Ele foi o primeiro a estabelecer, se não descobrir, que a Revolução não era simplesmente uma ruptura, uma inversão, uma surpresa, mas em parte um desenvolvimento de tendências em funcionamento na antiga monarquia. Ele se aproximou da história francesa e acreditava que isso se tornara inevitável, quando Luis XVI subiu ao trono, que o sucesso e também o fracasso do movimento vinham de causas que estavam em andamento antes. O desejo de liberdade política era sincero, mas adulterado. Foi atropelado e confundido por outros objetivos. As liberdades secundárias e subordinadas embaraçaram a abordagem do objetivo supremo do autogoverno. Pois Tocqueville era um liberal da raça mais pura – um liberal e nada mais, profundamente desconfiado da democracia e de seus descendentes, igualdade, centralização e utilitarismo. De todos os escritores, ele é o mais amplamente aceito e o mais difícil de encontrar falhas. Ele é sempre sábio, sempre certo e tão justo quanto Aristides. Seu intelecto não tem falhas, mas é limitado e restrito. Ele conhece menos a literatura e a história políticas do que a vida política; sua originalidade não é criativa, e ele não estimula com relâmpagos de nova luz ou insondável sugestividade.

A prova do avanço do conhecimento é a melhoria nos compêndios e livros escolares

[Acton está falando do ofício de escritor, de historiador e conta esta anedota que vale a pena conhecer]

Naqueles dias, havia um famoso matemático cujo nome era Chasles. Ele estava interessado na história da geometria, e também na glória da França, e um genealogista inteligente viu sua oportunidade. Ele produziu cartas a partir das quais parecia que algumas das descobertas de Newton haviam sido antecipadas por franceses que haviam sido roubados de sua devida fama. M. Chasles os comprou, com um desrespeito patriótico pelo dinheiro; e ele continuava comprando, de tempos em tempos, tudo o que o impostor, Vrain Lucas, lhe oferecia. Ele colocou seus documentos perante o Instituto, e o Instituto os declarou genuínos. Havia cartas de autógrafos de Alexandre a Aristóteles, de César a Vercingetorix, de Lázaro a São Pedro, de Maria Madalena a Lázaro. A imaginação do fabricante foi tumultuada, e ele produziu um fragmento na caligrafia de Pitágoras, mostrando que Pitágoras escrevia em francês ruim.
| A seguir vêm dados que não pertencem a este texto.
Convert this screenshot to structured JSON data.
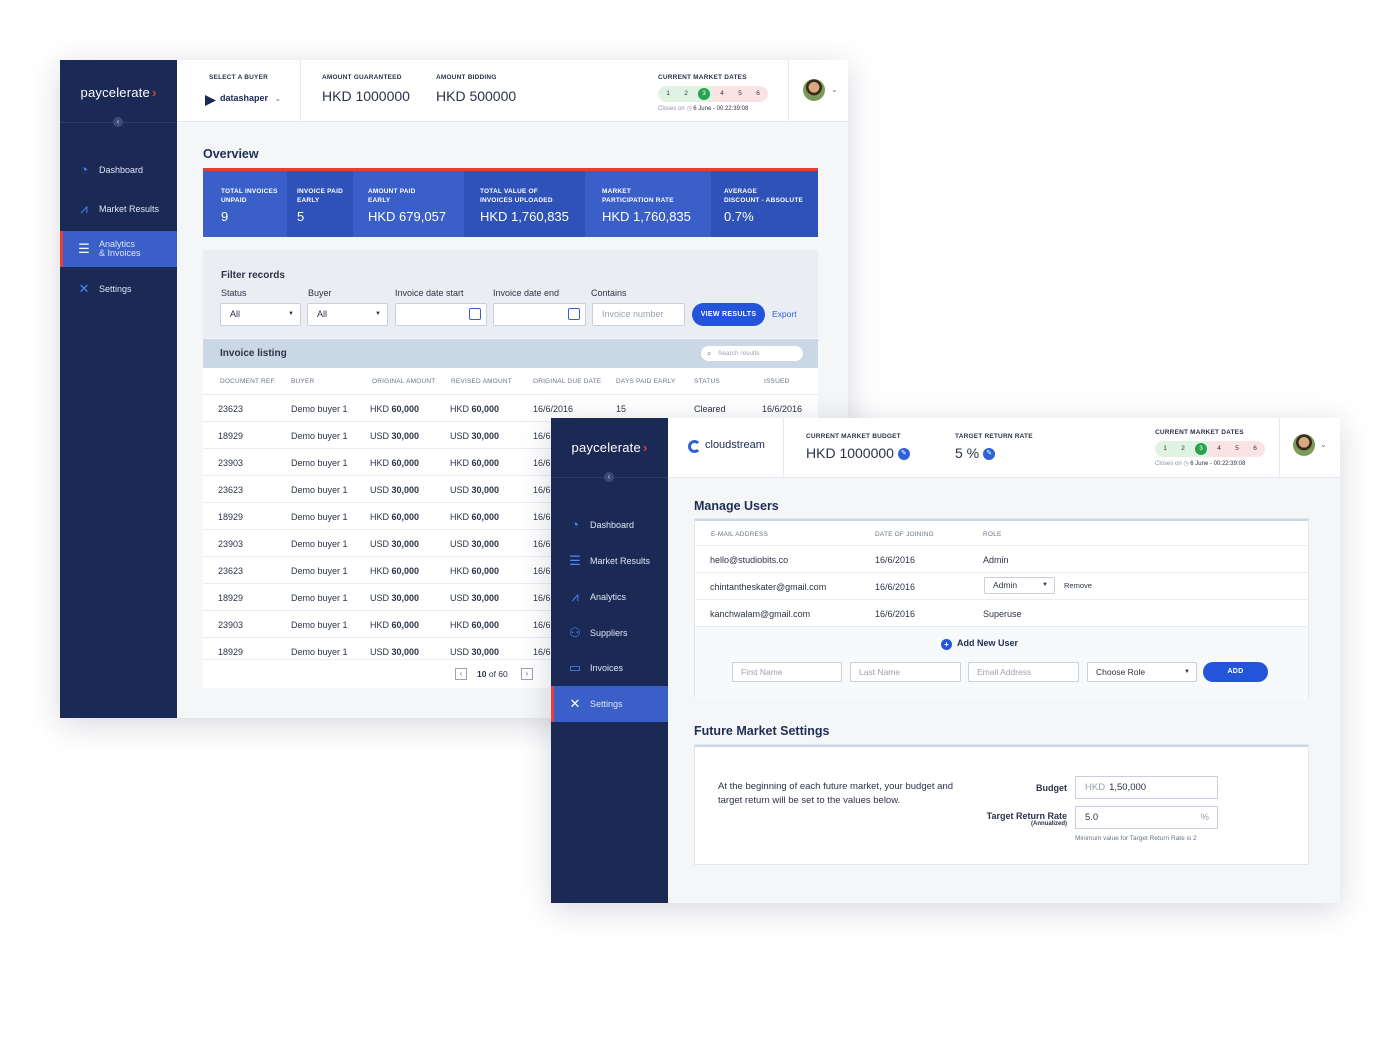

Por fim, outros homens instruídos, que não amavam Chasles, tentaram fazê-lo entender que havia sido enganado. Quando a iniquidade veio à tona, e o culpado foi preso, ele floresceu por sete anos, ganhou vários milhares de libras e encontrou um mercado para 27.000 desavergonhadas falsificações.


Que não se lance tantos males nos escritores partidários, pois devemos muito a eles. Se não forem honestos, são úteis, pois os advogados ajudam o juiz; e eles não teriam se saído tão bem da mera inspiração de veracidade desinteressada. Poderíamos ter de esperar muito se observássemos o homem que conhece toda a verdade e tem coragem de falar dela, que cuida de outros interesses além dos seus, e trabalha para satisfazer os oponentes, que podem ser liberais em relação aos que erraram, que pecaram, fracassaram e lidam igualmente com amigo e inimigo — considerando se seria possível para um historiador honesto ter um amigo.